Если ты идешь против воли собственного отца, то восстанавливаешь против себя весь мир, говорит матушка, ты должна постараться каким-то образом найти с ним общий язык, чтобы

люди хотя бы чувствовали, что ты считаешься и с ними, не поступаешь только по своей прихоти. И знай: за все, что ты делаешь, отвечаешь только ты, понимаешь? (но ведь дядя Пири, он совсем другой, не такой, как отец в этой твоей истории, – однако матушка пропускает реплику Номи мимо ушей), а Чилла отвечает: да, она очень внимательно выслушала тетю Розу, она благодарна, что та пришла сюда, чтобы направить ее на путь истинный, но ей, Чилле, совсем не трудно и не мучительно жить здесь, а недавно, во сне, ей явился ангел и сказал, что это – ее истинное предназначение, жить в бедности с Чабой, ничего в этом нет плохого, и еще ангел сказал, он хоть и ангел, но летать не может, потому что у него сломано крыло, так что это для меня знак, – тут тетя Ицу вскочила так порывисто, что у нее колыхнулся живот, и ладонью принялась стряхивать что-то с платья, хотя на нем ничего не было; Чилла, заговорила тетя Ицу, ты мне ангелом зубы не заговаривай, ты скажи своему ангелу, пускай он тебе объяснит, что, если человек живет в бедности и если он опустился, это совсем не одно и то же, и не дай тебе Господь это перепутать! Ты знаешь, что моя дверь для тебя открыта, сказала тетя Ицу, только не морочь мне голову ангелами!.. Она повернулась и, не прощаясь, вышла; матушка, прежде чем последовать за ней, положила на стол две пачки сигарет, мы с Номи осторожно, отвернув головы, обняли двоюродную сестру, словно у нее была какая-нибудь заразная болезнь; возвращайся, сказала матушка, пожалуйста!

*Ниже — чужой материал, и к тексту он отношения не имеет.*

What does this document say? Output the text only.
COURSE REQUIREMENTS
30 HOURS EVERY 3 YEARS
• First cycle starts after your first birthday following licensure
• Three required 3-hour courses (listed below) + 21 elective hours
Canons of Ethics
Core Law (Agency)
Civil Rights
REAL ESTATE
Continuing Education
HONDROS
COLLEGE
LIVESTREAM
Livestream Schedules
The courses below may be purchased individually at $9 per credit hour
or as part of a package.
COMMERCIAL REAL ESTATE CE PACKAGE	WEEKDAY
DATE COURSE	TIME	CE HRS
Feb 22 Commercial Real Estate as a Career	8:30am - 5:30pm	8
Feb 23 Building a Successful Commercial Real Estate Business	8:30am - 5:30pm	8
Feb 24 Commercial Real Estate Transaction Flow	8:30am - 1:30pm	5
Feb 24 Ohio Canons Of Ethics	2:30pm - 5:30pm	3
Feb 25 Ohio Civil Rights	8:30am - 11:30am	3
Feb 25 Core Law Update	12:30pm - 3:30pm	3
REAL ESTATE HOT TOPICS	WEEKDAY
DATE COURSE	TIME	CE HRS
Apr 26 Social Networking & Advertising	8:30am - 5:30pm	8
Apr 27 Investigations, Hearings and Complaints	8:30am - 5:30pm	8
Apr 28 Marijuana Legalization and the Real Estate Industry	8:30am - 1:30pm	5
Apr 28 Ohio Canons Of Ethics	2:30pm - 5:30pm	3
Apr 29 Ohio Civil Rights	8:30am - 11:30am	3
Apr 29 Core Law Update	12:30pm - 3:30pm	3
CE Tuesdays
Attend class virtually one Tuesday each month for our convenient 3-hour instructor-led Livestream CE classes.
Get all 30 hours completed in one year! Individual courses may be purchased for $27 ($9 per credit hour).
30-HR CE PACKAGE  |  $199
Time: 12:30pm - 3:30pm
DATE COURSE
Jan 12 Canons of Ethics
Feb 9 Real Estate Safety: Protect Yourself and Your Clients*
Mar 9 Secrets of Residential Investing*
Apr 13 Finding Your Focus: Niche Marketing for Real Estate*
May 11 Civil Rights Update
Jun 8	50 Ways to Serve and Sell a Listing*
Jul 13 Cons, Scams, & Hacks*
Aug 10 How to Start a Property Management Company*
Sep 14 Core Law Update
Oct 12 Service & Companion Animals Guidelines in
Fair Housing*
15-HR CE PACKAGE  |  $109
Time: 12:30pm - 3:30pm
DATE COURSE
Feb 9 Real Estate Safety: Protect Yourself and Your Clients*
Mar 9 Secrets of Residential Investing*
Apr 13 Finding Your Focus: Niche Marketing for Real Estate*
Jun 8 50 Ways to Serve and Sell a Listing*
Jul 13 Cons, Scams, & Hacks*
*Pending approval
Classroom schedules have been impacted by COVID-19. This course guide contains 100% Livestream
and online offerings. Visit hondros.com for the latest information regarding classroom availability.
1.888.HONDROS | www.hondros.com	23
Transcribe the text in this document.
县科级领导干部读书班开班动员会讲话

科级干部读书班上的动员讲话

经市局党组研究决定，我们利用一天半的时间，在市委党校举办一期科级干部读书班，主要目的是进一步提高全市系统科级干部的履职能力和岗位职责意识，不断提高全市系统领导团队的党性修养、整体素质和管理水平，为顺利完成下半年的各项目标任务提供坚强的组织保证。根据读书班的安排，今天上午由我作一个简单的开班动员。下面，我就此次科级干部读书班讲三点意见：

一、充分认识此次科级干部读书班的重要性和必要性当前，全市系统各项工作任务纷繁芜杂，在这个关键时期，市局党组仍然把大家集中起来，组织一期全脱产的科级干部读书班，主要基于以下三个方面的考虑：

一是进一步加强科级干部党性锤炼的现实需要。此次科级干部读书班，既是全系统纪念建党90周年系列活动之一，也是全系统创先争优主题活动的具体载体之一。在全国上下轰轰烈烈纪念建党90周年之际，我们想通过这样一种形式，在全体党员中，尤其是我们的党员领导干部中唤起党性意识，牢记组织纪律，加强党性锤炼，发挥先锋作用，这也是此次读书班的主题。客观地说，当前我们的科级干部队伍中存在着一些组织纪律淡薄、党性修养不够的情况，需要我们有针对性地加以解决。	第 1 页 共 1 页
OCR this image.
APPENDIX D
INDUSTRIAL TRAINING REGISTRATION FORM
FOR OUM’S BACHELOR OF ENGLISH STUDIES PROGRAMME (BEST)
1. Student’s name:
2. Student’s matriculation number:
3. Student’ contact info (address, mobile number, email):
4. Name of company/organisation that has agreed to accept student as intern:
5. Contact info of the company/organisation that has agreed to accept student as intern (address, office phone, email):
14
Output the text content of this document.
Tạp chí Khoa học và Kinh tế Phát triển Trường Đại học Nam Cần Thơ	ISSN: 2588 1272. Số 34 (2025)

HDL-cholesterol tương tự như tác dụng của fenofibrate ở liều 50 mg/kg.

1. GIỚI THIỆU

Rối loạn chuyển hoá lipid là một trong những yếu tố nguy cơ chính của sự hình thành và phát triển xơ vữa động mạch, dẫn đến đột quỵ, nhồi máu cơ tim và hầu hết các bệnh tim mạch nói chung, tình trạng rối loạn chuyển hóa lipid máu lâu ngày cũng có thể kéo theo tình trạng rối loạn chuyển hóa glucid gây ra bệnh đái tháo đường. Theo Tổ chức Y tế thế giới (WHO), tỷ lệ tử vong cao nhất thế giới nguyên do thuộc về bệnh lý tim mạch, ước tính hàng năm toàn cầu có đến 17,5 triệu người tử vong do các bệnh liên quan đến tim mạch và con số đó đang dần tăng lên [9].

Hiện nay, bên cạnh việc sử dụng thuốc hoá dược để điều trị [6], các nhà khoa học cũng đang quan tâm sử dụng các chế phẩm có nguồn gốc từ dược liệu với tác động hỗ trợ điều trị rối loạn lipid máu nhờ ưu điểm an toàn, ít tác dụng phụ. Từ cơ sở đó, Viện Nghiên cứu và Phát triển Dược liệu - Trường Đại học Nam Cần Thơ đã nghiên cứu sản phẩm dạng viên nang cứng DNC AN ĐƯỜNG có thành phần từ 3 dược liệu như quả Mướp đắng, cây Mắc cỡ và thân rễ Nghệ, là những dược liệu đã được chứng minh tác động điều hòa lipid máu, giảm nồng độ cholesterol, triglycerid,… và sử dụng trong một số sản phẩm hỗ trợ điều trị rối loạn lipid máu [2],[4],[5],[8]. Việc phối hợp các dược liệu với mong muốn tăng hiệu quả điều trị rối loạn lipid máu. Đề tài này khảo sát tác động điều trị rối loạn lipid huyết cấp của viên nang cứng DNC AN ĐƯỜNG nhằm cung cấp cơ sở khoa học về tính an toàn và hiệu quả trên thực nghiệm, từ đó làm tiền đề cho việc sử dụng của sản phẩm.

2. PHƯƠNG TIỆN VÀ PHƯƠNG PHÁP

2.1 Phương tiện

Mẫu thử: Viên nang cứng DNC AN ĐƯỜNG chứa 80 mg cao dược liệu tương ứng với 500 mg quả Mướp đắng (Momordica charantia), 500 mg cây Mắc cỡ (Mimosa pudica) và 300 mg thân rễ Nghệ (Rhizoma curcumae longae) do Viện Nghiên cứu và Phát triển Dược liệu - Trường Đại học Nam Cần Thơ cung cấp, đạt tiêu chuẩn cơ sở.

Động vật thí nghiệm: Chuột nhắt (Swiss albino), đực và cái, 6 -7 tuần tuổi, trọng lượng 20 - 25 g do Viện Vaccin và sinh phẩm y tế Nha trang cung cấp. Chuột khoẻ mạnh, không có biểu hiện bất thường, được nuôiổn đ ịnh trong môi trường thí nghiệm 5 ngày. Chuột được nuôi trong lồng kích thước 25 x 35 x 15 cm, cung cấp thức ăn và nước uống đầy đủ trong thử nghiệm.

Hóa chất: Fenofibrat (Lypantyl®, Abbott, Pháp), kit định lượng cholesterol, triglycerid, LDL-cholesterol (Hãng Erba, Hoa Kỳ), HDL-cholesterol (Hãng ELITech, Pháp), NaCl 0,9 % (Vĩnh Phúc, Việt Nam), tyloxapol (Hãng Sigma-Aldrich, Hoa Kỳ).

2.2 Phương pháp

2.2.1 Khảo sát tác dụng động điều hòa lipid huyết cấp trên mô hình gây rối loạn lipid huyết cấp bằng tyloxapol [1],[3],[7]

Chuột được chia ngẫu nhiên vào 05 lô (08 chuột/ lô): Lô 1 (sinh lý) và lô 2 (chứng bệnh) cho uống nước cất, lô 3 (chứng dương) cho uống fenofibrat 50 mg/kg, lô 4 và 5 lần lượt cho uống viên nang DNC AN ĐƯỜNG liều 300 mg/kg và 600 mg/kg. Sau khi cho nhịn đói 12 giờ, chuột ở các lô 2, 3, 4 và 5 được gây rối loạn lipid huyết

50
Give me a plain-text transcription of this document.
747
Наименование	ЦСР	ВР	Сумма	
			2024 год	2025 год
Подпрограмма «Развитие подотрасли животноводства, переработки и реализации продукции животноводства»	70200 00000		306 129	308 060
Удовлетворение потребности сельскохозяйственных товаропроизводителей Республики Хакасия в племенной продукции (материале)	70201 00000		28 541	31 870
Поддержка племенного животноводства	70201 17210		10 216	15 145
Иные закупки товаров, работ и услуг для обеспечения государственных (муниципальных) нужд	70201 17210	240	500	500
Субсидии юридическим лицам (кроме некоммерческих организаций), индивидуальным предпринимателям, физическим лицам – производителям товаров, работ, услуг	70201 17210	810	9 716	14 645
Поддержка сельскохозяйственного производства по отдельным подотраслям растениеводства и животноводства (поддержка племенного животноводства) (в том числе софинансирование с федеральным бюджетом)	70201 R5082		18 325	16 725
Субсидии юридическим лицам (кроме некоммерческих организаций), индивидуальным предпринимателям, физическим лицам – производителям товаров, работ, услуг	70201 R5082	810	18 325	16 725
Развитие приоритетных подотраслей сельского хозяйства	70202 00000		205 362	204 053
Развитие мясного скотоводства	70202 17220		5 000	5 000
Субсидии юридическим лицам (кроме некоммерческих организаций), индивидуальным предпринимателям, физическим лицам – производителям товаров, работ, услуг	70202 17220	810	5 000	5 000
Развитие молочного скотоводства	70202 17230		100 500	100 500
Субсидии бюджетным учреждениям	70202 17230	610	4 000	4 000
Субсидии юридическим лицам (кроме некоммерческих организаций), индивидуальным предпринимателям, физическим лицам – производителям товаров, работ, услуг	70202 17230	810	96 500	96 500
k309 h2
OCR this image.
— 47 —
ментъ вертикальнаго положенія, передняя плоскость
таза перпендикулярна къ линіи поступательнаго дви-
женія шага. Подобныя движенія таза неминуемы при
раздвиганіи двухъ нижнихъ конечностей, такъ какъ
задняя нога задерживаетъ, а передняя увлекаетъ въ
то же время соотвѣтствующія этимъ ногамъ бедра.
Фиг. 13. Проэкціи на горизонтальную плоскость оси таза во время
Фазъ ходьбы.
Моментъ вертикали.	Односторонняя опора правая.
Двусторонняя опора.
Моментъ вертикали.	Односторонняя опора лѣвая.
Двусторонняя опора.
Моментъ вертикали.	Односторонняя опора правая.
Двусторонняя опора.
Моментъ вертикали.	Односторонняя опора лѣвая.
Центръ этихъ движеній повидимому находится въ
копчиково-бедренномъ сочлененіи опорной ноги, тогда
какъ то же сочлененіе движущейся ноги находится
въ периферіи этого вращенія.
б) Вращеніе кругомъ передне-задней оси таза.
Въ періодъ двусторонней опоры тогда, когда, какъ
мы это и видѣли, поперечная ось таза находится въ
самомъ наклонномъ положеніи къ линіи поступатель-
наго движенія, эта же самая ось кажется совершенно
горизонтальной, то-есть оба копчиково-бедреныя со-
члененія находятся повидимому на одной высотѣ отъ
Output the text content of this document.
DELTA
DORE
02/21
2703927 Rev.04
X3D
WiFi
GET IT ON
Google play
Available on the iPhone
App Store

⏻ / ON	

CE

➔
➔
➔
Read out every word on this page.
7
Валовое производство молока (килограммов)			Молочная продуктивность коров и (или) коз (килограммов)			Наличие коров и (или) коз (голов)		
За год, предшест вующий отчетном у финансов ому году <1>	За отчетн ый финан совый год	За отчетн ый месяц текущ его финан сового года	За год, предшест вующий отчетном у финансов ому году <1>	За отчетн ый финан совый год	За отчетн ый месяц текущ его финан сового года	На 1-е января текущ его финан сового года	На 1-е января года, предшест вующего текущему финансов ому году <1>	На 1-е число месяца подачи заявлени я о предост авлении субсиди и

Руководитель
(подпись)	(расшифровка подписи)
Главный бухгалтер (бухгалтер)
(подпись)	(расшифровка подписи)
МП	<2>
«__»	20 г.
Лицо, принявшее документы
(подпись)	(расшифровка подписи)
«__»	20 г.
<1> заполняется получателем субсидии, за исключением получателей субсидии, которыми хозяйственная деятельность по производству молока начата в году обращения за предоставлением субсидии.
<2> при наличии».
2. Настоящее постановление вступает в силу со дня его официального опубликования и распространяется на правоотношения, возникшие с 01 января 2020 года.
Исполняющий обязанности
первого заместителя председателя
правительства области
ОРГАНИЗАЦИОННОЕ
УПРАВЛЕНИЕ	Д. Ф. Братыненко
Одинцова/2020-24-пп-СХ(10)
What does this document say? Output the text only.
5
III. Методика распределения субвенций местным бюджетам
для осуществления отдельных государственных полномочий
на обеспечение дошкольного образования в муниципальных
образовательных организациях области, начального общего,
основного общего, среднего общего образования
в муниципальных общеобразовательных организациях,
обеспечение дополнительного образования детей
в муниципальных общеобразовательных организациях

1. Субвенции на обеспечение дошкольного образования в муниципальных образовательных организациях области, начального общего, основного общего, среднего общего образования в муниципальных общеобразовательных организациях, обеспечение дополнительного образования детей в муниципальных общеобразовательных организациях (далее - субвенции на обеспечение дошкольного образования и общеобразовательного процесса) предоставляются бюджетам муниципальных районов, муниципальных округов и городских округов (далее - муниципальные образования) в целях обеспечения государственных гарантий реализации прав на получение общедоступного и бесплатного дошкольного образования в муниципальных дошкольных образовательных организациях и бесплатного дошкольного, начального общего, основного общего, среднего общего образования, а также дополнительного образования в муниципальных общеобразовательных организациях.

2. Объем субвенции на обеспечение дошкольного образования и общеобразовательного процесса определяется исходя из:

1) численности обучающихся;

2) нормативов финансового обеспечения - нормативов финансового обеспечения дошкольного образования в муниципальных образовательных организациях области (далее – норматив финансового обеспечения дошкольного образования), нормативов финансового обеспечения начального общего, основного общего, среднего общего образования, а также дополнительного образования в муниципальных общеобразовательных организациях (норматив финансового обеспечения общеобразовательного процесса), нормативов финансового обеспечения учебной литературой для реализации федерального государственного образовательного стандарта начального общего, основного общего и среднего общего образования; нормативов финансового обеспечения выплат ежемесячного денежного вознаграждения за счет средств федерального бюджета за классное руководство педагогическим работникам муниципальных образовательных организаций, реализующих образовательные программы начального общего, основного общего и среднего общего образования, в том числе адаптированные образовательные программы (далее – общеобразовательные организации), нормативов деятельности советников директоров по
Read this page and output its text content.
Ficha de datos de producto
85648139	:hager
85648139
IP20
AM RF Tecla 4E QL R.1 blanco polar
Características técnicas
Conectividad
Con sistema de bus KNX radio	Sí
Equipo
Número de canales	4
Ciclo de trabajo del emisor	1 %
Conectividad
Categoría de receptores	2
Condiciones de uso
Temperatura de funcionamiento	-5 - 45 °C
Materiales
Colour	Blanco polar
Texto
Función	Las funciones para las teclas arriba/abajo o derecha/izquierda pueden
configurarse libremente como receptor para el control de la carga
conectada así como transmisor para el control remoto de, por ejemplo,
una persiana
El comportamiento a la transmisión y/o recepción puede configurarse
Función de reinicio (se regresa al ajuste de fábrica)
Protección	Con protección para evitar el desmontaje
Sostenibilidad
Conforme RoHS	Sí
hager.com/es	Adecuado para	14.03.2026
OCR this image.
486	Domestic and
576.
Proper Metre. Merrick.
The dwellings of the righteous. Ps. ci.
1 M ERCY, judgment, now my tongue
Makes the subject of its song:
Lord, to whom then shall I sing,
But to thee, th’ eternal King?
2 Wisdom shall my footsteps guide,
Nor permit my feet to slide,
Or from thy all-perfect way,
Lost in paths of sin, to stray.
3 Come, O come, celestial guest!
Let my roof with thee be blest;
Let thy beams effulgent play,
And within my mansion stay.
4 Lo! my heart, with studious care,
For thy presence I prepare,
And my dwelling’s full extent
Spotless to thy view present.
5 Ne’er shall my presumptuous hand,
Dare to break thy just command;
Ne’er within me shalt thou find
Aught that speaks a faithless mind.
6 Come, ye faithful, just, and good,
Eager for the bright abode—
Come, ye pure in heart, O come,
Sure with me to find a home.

Дядя Пири не верит, что мы ходили на рынок, хотя тетя Ицу рассказывает ему в красках что и как; не верит, даже когда она выкладывает на стол дыню, желтые сочные персики, халву и туесок с малиной (водить за нос мужчин – это искусство, ему надо учиться, любит говорить тетя Ицу), если вы столько всяких сладостей выкладываете, стало быть, у вас рыльце в пушку, замечает дядя Пири, пока тетя Ицу варит ему крепкий кофе (отец все еще спит «наверху»), ах ты, ясновидец мой, отвечает тетя Ицу, я уж давно удивляюсь, чего это ты своим ясновидением деньги не зарабатываешь.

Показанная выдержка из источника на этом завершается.